XML file parsing - Get data from each parent and their own children

71 views Asked by At

I would like to get data from each parent and their own children fro an XML file.

I'm trying to parse this XML file

<DB>
    <Entry>
        <Name>Assembly.iam</Name>
        <DisplayName>Assembly.iam</DisplayName>
        <Scalar>
            <Name>d0</Name>
            <DisplayName>d0 (value = 0 mm)</DisplayName>
            <Value>0</Value>
        </Scalar>
        <Scalar>
             <Name>d1</Name>
             <DisplayName>d1 (value = 0 mm)</DisplayName>
        <Value>0</Value>
        </Scalar>
    </Entry>
    <Entry>
        <Name>Ground.ipt</Name>
        <DisplayName>Ground.ipt</DisplayName>
        <Scalar>
            <Name>Ground_length</Name>
            <DisplayName>Ground_length (value = 160 mm)</DisplayName>
            <Value>160</Value>
        </Scalar>
        <Scalar>
            <Name>d2</Name>
            <DisplayName>d2 (value = 80 mm)</DisplayName>
            <Value>80</Value>
        </Scalar>
    </Entry>
</DB>

In fact, I would like to get the data which are into <DisplayName></DisplayName>. Then, I would like to put that data into an array of tuples like this

[(Assembly.iam,[d0 (value = 0 mm), d1 (value = 0 mm)]),
(Ground.ipt,[Ground_length (value = 160 mm), d2 (value = 80 mm)])
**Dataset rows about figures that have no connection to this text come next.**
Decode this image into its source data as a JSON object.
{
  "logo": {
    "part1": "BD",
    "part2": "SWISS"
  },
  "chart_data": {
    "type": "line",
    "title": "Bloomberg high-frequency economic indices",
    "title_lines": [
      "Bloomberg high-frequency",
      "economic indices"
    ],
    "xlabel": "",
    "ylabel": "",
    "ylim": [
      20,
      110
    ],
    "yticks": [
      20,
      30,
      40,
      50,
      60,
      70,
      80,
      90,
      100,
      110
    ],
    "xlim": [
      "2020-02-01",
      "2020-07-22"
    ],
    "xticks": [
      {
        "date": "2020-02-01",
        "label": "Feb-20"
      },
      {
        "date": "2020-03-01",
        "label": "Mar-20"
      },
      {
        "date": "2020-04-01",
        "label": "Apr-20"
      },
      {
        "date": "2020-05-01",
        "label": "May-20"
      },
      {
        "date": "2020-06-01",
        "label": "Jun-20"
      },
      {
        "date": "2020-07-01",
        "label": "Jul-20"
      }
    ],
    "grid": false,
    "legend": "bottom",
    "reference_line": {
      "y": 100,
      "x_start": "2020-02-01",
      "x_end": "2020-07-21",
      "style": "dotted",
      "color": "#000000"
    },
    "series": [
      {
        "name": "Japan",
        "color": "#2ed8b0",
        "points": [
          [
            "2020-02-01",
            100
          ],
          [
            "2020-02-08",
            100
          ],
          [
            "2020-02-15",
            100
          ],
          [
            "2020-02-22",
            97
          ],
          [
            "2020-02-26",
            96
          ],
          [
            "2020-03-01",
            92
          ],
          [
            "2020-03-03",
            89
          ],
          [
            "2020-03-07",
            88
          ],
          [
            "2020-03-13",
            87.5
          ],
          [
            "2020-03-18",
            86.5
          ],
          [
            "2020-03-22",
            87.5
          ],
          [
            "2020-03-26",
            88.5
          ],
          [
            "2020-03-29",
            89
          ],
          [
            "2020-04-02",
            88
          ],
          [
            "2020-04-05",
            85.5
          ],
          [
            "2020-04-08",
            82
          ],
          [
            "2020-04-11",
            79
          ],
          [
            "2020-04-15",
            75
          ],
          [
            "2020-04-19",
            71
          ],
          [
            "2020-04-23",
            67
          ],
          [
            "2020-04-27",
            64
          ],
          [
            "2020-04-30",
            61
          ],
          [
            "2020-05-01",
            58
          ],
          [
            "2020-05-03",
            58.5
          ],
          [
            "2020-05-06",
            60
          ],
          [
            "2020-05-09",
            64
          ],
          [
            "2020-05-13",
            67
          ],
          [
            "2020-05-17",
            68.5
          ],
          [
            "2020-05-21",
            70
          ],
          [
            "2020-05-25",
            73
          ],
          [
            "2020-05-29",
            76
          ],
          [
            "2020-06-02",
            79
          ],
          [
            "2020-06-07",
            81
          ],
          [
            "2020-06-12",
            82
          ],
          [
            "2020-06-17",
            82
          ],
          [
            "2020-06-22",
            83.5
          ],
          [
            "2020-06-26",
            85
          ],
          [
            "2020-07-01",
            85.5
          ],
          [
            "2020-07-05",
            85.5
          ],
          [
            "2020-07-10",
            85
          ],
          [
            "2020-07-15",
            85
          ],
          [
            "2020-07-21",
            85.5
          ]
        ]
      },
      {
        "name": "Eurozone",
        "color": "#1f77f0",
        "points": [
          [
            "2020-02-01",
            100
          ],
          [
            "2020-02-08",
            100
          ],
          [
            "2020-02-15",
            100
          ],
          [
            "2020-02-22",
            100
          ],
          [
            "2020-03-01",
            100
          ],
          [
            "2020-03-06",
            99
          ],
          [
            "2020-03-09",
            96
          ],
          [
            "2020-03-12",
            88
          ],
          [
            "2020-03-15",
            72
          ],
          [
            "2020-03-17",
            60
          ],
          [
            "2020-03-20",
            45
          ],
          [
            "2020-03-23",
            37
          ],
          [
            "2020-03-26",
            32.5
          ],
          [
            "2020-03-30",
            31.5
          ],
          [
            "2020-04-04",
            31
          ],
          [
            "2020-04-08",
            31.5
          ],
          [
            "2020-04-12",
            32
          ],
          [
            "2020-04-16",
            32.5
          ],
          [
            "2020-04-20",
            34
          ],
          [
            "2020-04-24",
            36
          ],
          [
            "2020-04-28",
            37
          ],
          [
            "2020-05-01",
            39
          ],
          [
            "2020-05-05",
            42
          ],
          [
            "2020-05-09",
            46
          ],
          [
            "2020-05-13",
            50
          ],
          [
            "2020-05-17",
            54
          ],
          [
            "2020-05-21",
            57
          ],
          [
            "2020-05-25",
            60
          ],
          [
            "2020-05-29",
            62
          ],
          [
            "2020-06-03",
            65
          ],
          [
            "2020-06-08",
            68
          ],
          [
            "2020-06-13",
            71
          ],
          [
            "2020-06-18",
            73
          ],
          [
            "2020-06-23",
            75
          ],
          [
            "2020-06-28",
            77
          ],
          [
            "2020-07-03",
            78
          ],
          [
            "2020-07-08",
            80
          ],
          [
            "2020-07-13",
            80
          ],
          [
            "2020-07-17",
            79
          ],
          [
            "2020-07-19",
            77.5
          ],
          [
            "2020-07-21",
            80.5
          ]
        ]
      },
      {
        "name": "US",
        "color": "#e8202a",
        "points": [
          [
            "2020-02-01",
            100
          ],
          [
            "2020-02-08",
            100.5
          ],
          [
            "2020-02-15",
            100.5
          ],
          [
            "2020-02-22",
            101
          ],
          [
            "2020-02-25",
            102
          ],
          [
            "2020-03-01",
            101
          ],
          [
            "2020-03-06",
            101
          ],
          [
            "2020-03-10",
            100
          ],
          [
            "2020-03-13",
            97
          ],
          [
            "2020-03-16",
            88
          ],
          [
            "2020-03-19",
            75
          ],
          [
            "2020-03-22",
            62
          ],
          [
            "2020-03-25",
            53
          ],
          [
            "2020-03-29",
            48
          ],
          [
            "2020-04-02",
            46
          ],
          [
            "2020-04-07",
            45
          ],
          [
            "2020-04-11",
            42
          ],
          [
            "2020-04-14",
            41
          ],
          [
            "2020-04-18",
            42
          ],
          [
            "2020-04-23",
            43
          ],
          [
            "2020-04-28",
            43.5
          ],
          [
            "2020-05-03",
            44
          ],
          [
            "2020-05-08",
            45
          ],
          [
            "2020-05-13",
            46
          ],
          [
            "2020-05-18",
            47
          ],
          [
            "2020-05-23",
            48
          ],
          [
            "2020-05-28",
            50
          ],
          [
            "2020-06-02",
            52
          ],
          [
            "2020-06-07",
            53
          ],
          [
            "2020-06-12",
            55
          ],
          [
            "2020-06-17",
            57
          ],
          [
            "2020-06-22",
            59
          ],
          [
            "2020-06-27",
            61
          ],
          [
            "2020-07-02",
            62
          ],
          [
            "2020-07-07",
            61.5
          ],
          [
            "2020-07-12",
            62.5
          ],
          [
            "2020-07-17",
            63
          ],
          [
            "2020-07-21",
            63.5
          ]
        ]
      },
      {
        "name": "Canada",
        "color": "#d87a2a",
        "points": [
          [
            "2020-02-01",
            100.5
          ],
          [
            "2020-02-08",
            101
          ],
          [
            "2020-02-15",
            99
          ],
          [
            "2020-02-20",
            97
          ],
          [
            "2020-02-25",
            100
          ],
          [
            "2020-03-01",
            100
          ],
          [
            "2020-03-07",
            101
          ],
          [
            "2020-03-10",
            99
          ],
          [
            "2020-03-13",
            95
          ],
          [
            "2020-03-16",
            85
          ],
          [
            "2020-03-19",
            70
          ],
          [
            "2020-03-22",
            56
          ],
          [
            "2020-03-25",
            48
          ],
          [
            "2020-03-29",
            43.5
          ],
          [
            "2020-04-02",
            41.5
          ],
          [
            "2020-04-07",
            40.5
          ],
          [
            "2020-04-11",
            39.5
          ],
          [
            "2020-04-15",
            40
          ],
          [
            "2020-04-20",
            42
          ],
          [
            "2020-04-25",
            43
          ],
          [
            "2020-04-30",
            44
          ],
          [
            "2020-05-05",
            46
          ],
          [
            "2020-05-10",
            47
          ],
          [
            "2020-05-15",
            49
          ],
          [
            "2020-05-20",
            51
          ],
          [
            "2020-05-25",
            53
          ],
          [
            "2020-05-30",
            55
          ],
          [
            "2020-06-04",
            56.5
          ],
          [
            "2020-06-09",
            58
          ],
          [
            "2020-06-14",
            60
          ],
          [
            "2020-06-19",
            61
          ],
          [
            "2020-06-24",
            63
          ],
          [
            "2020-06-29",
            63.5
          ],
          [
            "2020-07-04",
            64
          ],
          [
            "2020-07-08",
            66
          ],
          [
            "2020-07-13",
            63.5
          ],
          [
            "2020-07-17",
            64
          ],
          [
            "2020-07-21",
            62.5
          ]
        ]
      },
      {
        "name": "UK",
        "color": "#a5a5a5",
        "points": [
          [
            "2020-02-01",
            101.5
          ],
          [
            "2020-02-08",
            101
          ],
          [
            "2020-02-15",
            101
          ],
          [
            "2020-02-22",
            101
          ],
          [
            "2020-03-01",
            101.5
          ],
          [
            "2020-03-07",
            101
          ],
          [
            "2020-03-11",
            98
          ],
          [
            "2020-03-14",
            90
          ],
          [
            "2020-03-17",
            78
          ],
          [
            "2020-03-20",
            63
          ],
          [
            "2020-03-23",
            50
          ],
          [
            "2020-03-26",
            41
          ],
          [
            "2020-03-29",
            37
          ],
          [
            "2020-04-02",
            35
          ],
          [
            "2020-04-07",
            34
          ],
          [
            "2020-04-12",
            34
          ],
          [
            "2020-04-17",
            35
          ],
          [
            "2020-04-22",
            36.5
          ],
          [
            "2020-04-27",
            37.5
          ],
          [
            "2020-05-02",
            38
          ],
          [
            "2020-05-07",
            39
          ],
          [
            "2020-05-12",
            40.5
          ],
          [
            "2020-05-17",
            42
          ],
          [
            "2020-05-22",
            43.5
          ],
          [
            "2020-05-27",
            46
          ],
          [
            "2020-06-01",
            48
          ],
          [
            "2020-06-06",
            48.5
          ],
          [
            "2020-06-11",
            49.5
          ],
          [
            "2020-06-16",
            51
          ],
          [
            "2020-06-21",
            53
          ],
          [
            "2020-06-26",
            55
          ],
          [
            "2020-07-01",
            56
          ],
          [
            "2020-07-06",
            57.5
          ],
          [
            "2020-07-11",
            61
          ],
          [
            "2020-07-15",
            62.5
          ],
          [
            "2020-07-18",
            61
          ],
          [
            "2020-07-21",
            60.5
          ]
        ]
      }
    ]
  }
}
I have tried to use the xml.etree.cElementTree library with this code

from xml.etree import cElementTree
import numpy as np

workingDir = "C:/Users/Vince/Test"
newStrWorkingDir = str.replace(workingDir, '/', '\\')
tree = cElementTree.parse(newStrWorkingDir + "\\test.xml")
root = tree.getroot()
tab = np.empty(shape=(0, 0))
tabEntry = np.empty(shape=(0, 0))
tabScalar = np.empty(shape=(0, 0))

for entry in root.findall('Entry'):
    entryNames = entry.findall("./DisplayName")
    entryNamesText = entry.find("./DisplayName").text
    tabEntry = np.append(tabEntry,entryNamesText)
    for scalar in entry.findall('Scalar'):
        scalarNames = scalar.findall("./DisplayName")
        scalarNamesText = scalar.find("./DisplayName").text
        tabScalar = np.append(tabScalar,scalarNamesText)
        tab = np.append(tab,(entryNamesText,scalarNamesText))

print(tab)

But it outputs me this

['Assembly.iam' 'd0 (value = 0 mm)'
'Assembly.iam' 'd1 (value = 0 mm)'
'Ground.ipt' 'Ground_length (value = 160 mm)' 
'Ground.ipt' 'd2 (value = 80 mm)']
1

There are 1 answers

0
Daniel On BEST ANSWER

To get your wanted structure, you have to build lists of lists:

import os
from xml.etree import cElementTree

workingDir = "C:\\Users\\Vince\\Test"
tree = cElementTree.parse(os.path.join(newStrWorkingDir, "test.xml"))
root = tree.getroot()
tab = []

for entry in root.findall('Entry'):
    entry_name = entry.findtext("./DisplayName")
    scalar_names = [e.text for e in entry.findall('Scalar/DisplayName')]
    tab.append((entry_name, scalar_names))
print(tab)